Avant d’envisager l’une de ces stratégies, consultez un expert-comptable ou un avocat fiscaliste. Les contournements apparents deviennent rapidement risqués face aux contrôles de la mairie et du fisc.

Résumé des points à retenir

Retenez ceci : les plafonds de location Airbnb combinent une limite de 90 à 120 jours par an pour la résidence principale (aucune pour la secondaire), un seuil d’imposition à 23 000 € annuels, et des abattements fiscaux de 30 à 50 % selon votre classification. L’absence de déclaration ou le dépassement des durées expose à des amendes de 15 000 à 20 000 €. Pour sécuriser votre activité, enregistrez-vous auprès de la mairie et de l’administration fiscale.
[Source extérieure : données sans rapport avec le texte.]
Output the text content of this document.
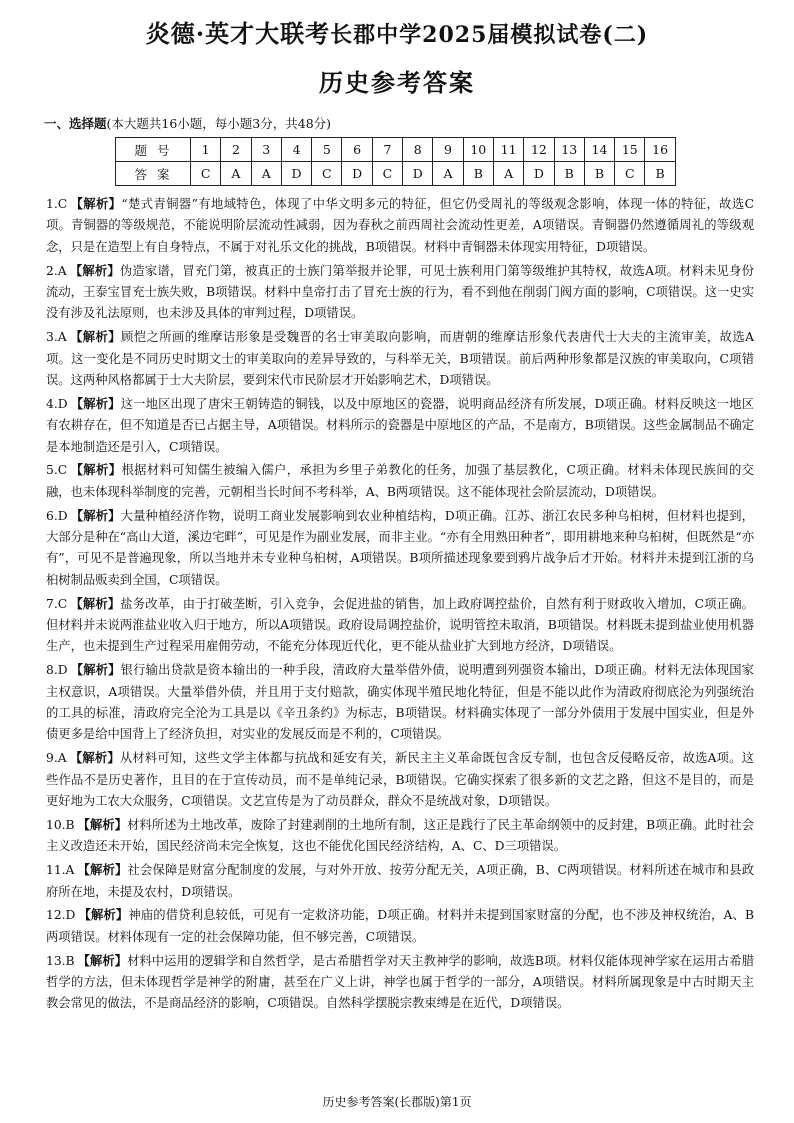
炎德·英才大联考长郡中学2025届模拟试卷(二)
历史参考答案
一、选择题(本大题共16小题，每小题3分，共48分)
题号	1	2	3	4	5	6	7	8	9	10	11	12	13	14	15	16
答案	C	A	A	D	C	D	C	D	A	B	A	D	B	B	C	B
1.C 【解析】“楚式青铜器”有地域特色，体现了中华文明多元的特征，但它仍受周礼的等级观念影响，体现一体的特征，故选C项。青铜器的等级规范，不能说明阶层流动性减弱，因为春秋之前西周社会流动性更差，A项错误。青铜器仍然遵循周礼的等级观念，只是在造型上有自身特点，不属于对礼乐文化的挑战，B项错误。材料中青铜器未体现实用特征，D项错误。
2.A 【解析】伪造家谱，冒充门第，被真正的士族门第举报并论罪，可见士族利用门第等级维护其特权，故选A项。材料未见身份流动，王泰宝冒充士族失败，B项错误。材料中皇帝打击了冒充士族的行为，看不到他在削弱门阀方面的影响，C项错误。这一史实没有涉及礼法原则，也未涉及具体的审判过程，D项错误。
3.A 【解析】顾恺之所画的维摩诘形象是受魏晋的名士审美取向影响，而唐朝的维摩诘形象代表唐代士大夫的主流审美，故选A项。这一变化是不同历史时期文士的审美取向的差异导致的，与科举无关，B项错误。前后两种形象都是汉族的审美取向，C项错误。这两种风格都属于士大夫阶层，要到宋代市民阶层才开始影响艺术，D项错误。
4.D 【解析】这一地区出现了唐宋王朝铸造的铜钱，以及中原地区的瓷器，说明商品经济有所发展，D项正确。材料反映这一地区有农耕存在，但不知道是否已占据主导，A项错误。材料所示的瓷器是中原地区的产品，不是南方，B项错误。这些金属制品不确定是本地制造还是引入，C项错误。
5.C 【解析】根据材料可知儒生被编入儒户，承担为乡里子弟教化的任务，加强了基层教化，C项正确。材料未体现民族间的交融，也未体现科举制度的完善，元朝相当长时间不考科举，A、B两项错误。这不能体现社会阶层流动，D项错误。
6.D 【解析】大量种植经济作物，说明工商业发展影响到农业种植结构，D项正确。江苏、浙江农民多种乌桕树，但材料也提到，大部分是种在“高山大道，溪边宅畔”，可见是作为副业发展，而非主业。“亦有全用熟田种者”，即用耕地来种乌桕树，但既然是“亦有”，可见不是普遍现象，所以当地并未专业种乌桕树，A项错误。B项所描述现象要到鸦片战争后才开始。材料并未提到江浙的乌桕树制品贩卖到全国，C项错误。
7.C 【解析】盐务改革，由于打破垄断，引入竞争，会促进盐的销售，加上政府调控盐价，自然有利于财政收入增加，C项正确。但材料并未说两淮盐业收入归于地方，所以A项错误。政府设局调控盐价，说明管控未取消，B项错误。材料既未提到盐业使用机器生产，也未提到生产过程采用雇佣劳动，不能充分体现近代化，更不能从盐业扩大到地方经济，D项错误。
8.D 【解析】银行输出贷款是资本输出的一种手段，清政府大量举借外债，说明遭到列强资本输出，D项正确。材料无法体现国家主权意识，A项错误。大量举借外债，并且用于支付赔款，确实体现半殖民地化特征，但是不能以此作为清政府彻底沦为列强统治的工具的标准，清政府完全沦为工具是以《辛丑条约》为标志，B项错误。材料确实体现了一部分外债用于发展中国实业，但是外债更多是给中国背上了经济负担，对实业的发展反而是不利的，C项错误。
9.A 【解析】从材料可知，这些文学主体都与抗战和延安有关，新民主主义革命既包含反专制，也包含反侵略反帝，故选A项。这些作品不是历史著作，且目的在于宣传动员，而不是单纯记录，B项错误。它确实探索了很多新的文艺之路，但这不是目的，而是更好地为工农大众服务，C项错误。文艺宣传是为了动员群众，群众不是统战对象，D项错误。
10.B 【解析】材料所述为土地改革，废除了封建剥削的土地所有制，这正是践行了民主革命纲领中的反封建，B项正确。此时社会主义改造还未开始，国民经济尚未完全恢复，这也不能优化国民经济结构，A、C、D三项错误。
11.A 【解析】社会保障是财富分配制度的发展，与对外开放、按劳分配无关，A项正确，B、C两项错误。材料所述在城市和县政府所在地，未提及农村，D项错误。
12.D 【解析】神庙的借贷利息较低，可见有一定救济功能，D项正确。材料并未提到国家财富的分配，也不涉及神权统治，A、B两项错误。材料体现有一定的社会保障功能，但不够完善，C项错误。
13.B 【解析】材料中运用的逻辑学和自然哲学，是古希腊哲学对天主教神学的影响，故选B项。材料仅能体现神学家在运用古希腊哲学的方法，但未体现哲学是神学的附庸，甚至在广义上讲，神学也属于哲学的一部分，A项错误。材料所属现象是中古时期天主教会常见的做法，不是商品经济的影响，C项错误。自然科学摆脱宗教束缚是在近代，D项错误。
历史参考答案(长郡版)第1页
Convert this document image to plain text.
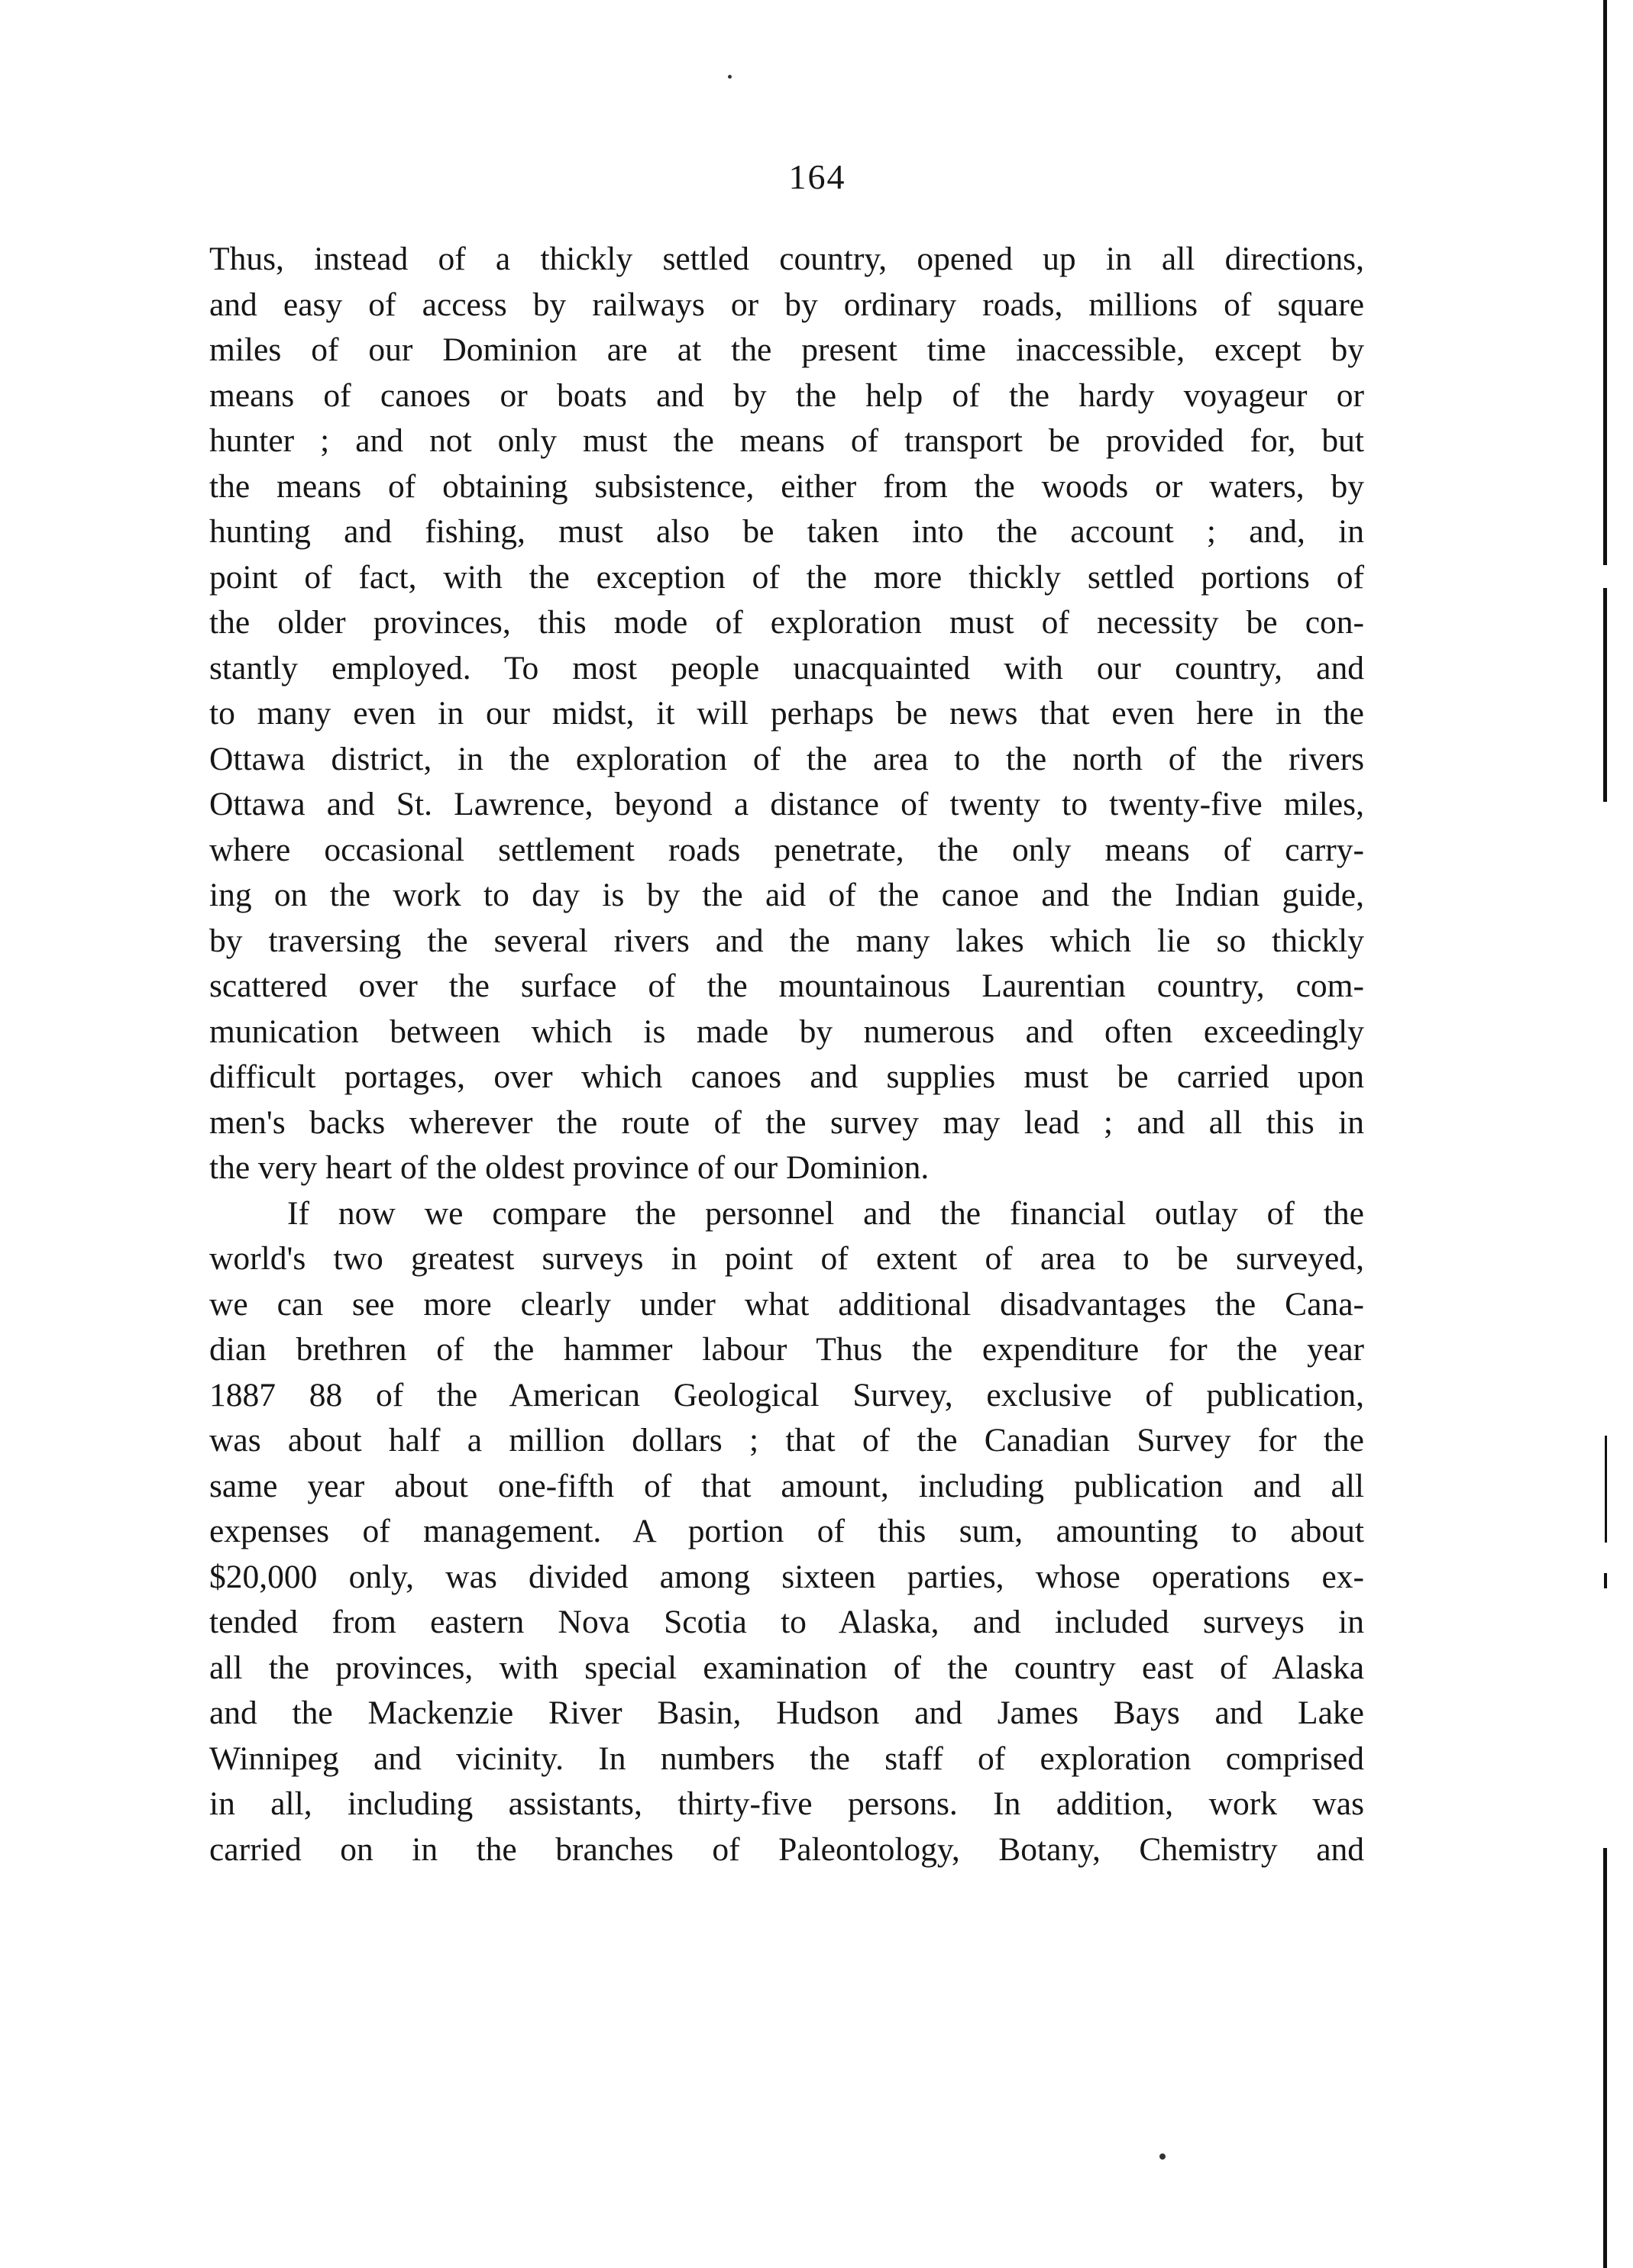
164
Thus, instead of a thickly settled country, opened up in all directions,
and easy of access by railways or by ordinary roads, millions of square
miles of our Dominion are at the present time inaccessible, except by
means of canoes or boats and by the help of the hardy voyageur or
hunter ; and not only must the means of transport be provided for, but
the means of obtaining subsistence, either from the woods or waters, by
hunting and fishing, must also be taken into the account ; and, in
point of fact, with the exception of the more thickly settled portions of
the older provinces, this mode of exploration must of necessity be con-
stantly employed. To most people unacquainted with our country, and
to many even in our midst, it will perhaps be news that even here in the
Ottawa district, in the exploration of the area to the north of the rivers
Ottawa and St. Lawrence, beyond a distance of twenty to twenty-five miles,
where occasional settlement roads penetrate, the only means of carry-
ing on the work to day is by the aid of the canoe and the Indian guide,
by traversing the several rivers and the many lakes which lie so thickly
scattered over the surface of the mountainous Laurentian country, com-
munication between which is made by numerous and often exceedingly
difficult portages, over which canoes and supplies must be carried upon
men's backs wherever the route of the survey may lead ; and all this in
the very heart of the oldest province of our Dominion.
If now we compare the personnel and the financial outlay of the
world's two greatest surveys in point of extent of area to be surveyed,
we can see more clearly under what additional disadvantages the Cana-
dian brethren of the hammer labour Thus the expenditure for the year
1887 88 of the American Geological Survey, exclusive of publication,
was about half a million dollars ; that of the Canadian Survey for the
same year about one-fifth of that amount, including publication and all
expenses of management. A portion of this sum, amounting to about
$20,000 only, was divided among sixteen parties, whose operations ex-
tended from eastern Nova Scotia to Alaska, and included surveys in
all the provinces, with special examination of the country east of Alaska
and the Mackenzie River Basin, Hudson and James Bays and Lake
Winnipeg and vicinity. In numbers the staff of exploration comprised
in all, including assistants, thirty-five persons. In addition, work was
carried on in the branches of Paleontology, Botany, Chemistry and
Vous souhaitez en savoir plus sur les régimes fiscaux possibles ? Consultez notre article complet sur comment fonctionne la fiscalité d’une location Airbnb. Si vous louez votre résidence principale, découvrez aussi combien de jours par an vous pouvez la louer. En cas de doute sur vos droits en tant que locataire, consultez notre guide sur la sous-location Airbnb en tant que locataire.

Questions fréquentes

Quelle est la limite de location Airbnb ?

La limite dépend du type de bien. Pour une résidence principale, le plafond est de 90 jours en région parisienne ou jusqu’à 120 jours dans d’autres zones selon la réglementation locale. Pour une résidence secondaire ou un bien commercial, aucune limite de durée n’est imposée. Ces limites s’apprécient par année civile.

Quelles sont les nouvelles restrictions à l’Airbnb en 2025 ?

La loi Anti-Airbnb renforcée en 2025 intensifie les contrôles sur la limite des 90 jours à Paris et dans plusieurs grandes villes. Les amendes maximales atteignent désormais 20 000 € en cas de dépassement. L’obligation d’enregistrement auprès de la mairie est strictement appliquée, et l’absence de numéro d’enregistrement expose à des pénalités immédiates. Plusieurs villes testes également de nouvelles restrictions sur le nombre de propriétés qu’une même personne peut exploiter.

Quel montant imposable pour Airbnb ?

Au-delà de 23 000 € de revenus annuels, vous entrez dans l’obligation d’une déclaration fiscale formelle. En deçà de ce seuil, vous êtes en régime micro-foncier (dispense de déclaration détaillée). Une fois déclaré, vos revenus sont réduits par un abattement : 50 % si meublé classé ou 30 % si meublé non classé. Par exemple, 40 000 € de revenus bruts deviennent 20 000 € imposables avec un classement 3-5 épis.

Contourner 120 jours Airbnb ?

Contourner la limite via des artifices (fausses déclarations, enregistrements fictifs) expose à des amendes graves et à des poursuites. Les contournements légaux réels sont peu nombreux : reclasser sincèrement votre bien en résidence secondaire (ce qui nécessite de cesser d’y habiter) ou exploiter votre bien sous forme de gîte touristique classé (avec des obligations commerciales accrues). Avant toute démarche, consultez un expert-comptable ou un avocat.

Quelle est la différence entre résidence principale et résidence secondaire pour Airbnb ?

La résidence principale est votre lieu d’habitation habituel ; elle est soumise à un plafond de 90 à 120 jours de location par an selon votre région. La résidence secondaire est un bien que vous ne habitez pas régulièrement ; elle peut être louée toute l’année sans limite de durée. Les deux biens obéissent aux mêmes seuils fiscaux (23 000 € annuels) et aux mêmes abattements, mais seule la résidence principale subit la restriction de jours.